La diputada Rosario del Carmen Moreno Villatoro, del grupo parlamentario de Morena, presentó una iniciativa para reformar la Ley General de Educación con el propósito de incorporar la salud menstrual como un derecho de las alumnas en el sistema educativo nacional.
La propuesta busca garantizar condiciones dignas, información científica y respeto a la integridad de las estudiantes en el entorno escolar.
La iniciativa, turnada a la Comisión de Educación, plantea adicionar un párrafo a los artículos 2 y 115 de la ley, estableciendo que toda alumna tenga derecho a solicitar la justificación de inasistencias por salud menstrual, especialmente cuando los síntomas —como dismenorrea, dolor abdominal, cefaleas o fatiga— sean incapacitantes.
En caso de que la ausencia coincida con una evaluación, se podrá solicitar su reprogramación conforme a los lineamientos institucionales.
“El objetivo es eliminar estigmas y promover condiciones de respeto y acompañamiento que fortalezcan la autoestima y participación activa de las alumnas”, señala el documento.
La diputada advierte que la menstruación sigue siendo un tema rodeado de mitos y silencios, lo que genera discriminación y aislamiento social, particularmente en espacios educativos.
Datos recientes citados en la exposición de motivos revelan que el 43 por ciento de adolescentes en México prefieren no asistir a clases durante su periodo menstrual; el 20 por ciento se ha ausentado al menos una vez, y el 30 por ciento ha tenido que improvisar con materiales inadecuados ante la falta de productos menstruales.

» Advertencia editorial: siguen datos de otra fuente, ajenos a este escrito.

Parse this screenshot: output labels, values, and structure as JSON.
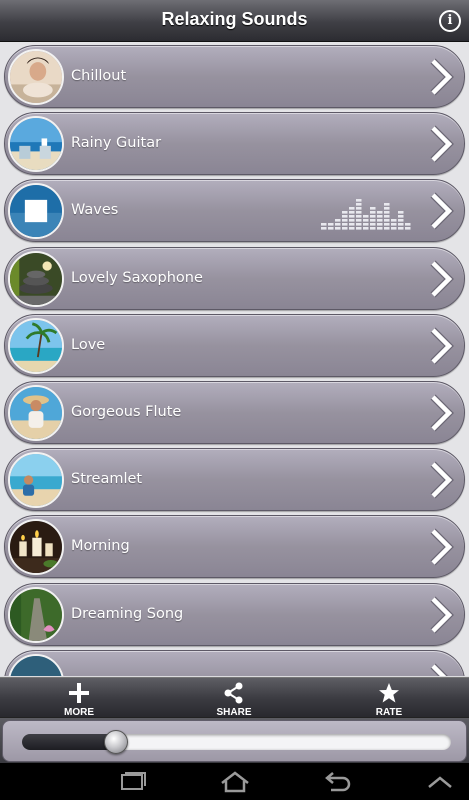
{
  "header": {
    "title": "Relaxing Sounds",
    "info_icon": "info-icon"
  },
  "sounds": [
    {
      "label": "Chillout",
      "thumb": "spa-woman",
      "playing": false
    },
    {
      "label": "Rainy Guitar",
      "thumb": "beach-chairs",
      "playing": false
    },
    {
      "label": "Waves",
      "thumb": "stop",
      "playing": true
    },
    {
      "label": "Lovely Saxophone",
      "thumb": "zen-stones",
      "playing": false
    },
    {
      "label": "Love",
      "thumb": "palm-island",
      "playing": false
    },
    {
      "label": "Gorgeous Flute",
      "thumb": "woman-hat",
      "playing": false
    },
    {
      "label": "Streamlet",
      "thumb": "beach-woman",
      "playing": false
    },
    {
      "label": "Morning",
      "thumb": "candles",
      "playing": false
    },
    {
      "label": "Dreaming Song",
      "thumb": "lotus-path",
      "playing": false
    },
    {
      "label": "",
      "thumb": "sea-partial",
      "playing": false
    }
  ],
  "toolbar": {
    "more": "MORE",
    "share": "SHARE",
    "rate": "RATE"
  },
  "player": {
    "progress": 0.22
  },
  "colors": {
    "row_top": "#b2aebd",
    "row_bottom": "#8a8594",
    "header": "#3f3f45"
  },
  "icons": [
    "info-icon",
    "chevron-right-icon",
    "equalizer-icon",
    "plus-icon",
    "share-icon",
    "star-icon",
    "recent-apps-icon",
    "home-icon",
    "back-icon",
    "up-icon"
  ]
}
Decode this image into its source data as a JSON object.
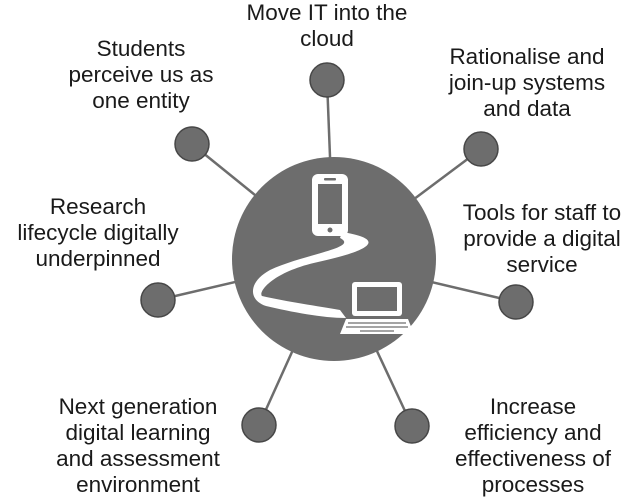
{
  "hub": {
    "icons": [
      "smartphone-icon",
      "winding-road-icon",
      "laptop-icon"
    ],
    "colors": {
      "hub": "#6d6d6d",
      "node": "#6d6d6d",
      "spoke": "#6d6d6d",
      "icon": "#ffffff",
      "text": "#1a1a1a"
    }
  },
  "nodes": [
    {
      "id": "move-it-cloud",
      "lines": [
        "Move IT into the",
        "cloud"
      ]
    },
    {
      "id": "rationalise-systems",
      "lines": [
        "Rationalise and",
        "join-up systems",
        "and data"
      ]
    },
    {
      "id": "tools-for-staff",
      "lines": [
        "Tools for staff to",
        "provide a digital",
        "service"
      ]
    },
    {
      "id": "increase-efficiency",
      "lines": [
        "Increase",
        "efficiency and",
        "effectiveness of",
        "processes"
      ]
    },
    {
      "id": "next-gen-learning",
      "lines": [
        "Next generation",
        "digital learning",
        "and assessment",
        "environment"
      ]
    },
    {
      "id": "research-lifecycle",
      "lines": [
        "Research",
        "lifecycle digitally",
        "underpinned"
      ]
    },
    {
      "id": "students-one-entity",
      "lines": [
        "Students",
        "perceive us as",
        "one entity"
      ]
    }
  ]
}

Esta situación se agrava en contextos rurales e indígenas, donde el 23 por ciento de las escuelas carece de agua potable y el 2.5 por ciento no cuenta con baños.
Actualmente, la legislación educativa no contempla la salud menstrual como un derecho, ni prevé mecanismos para justificar inasistencias por esta causa.
Esto ha derivado en sanciones académicas, pérdida de evaluaciones y acumulación de faltas que afectan la trayectoria escolar de muchas alumnas.
La reforma busca incorporar una perspectiva de género en la interpretación de la ley, robusteciendo los principios de equidad y no discriminación.
De aprobarse, representaría un avance significativo en la garantía de derechos escolares para niñas y adolescentes, y en la construcción de entornos educativos más inclusivos y respetuosos.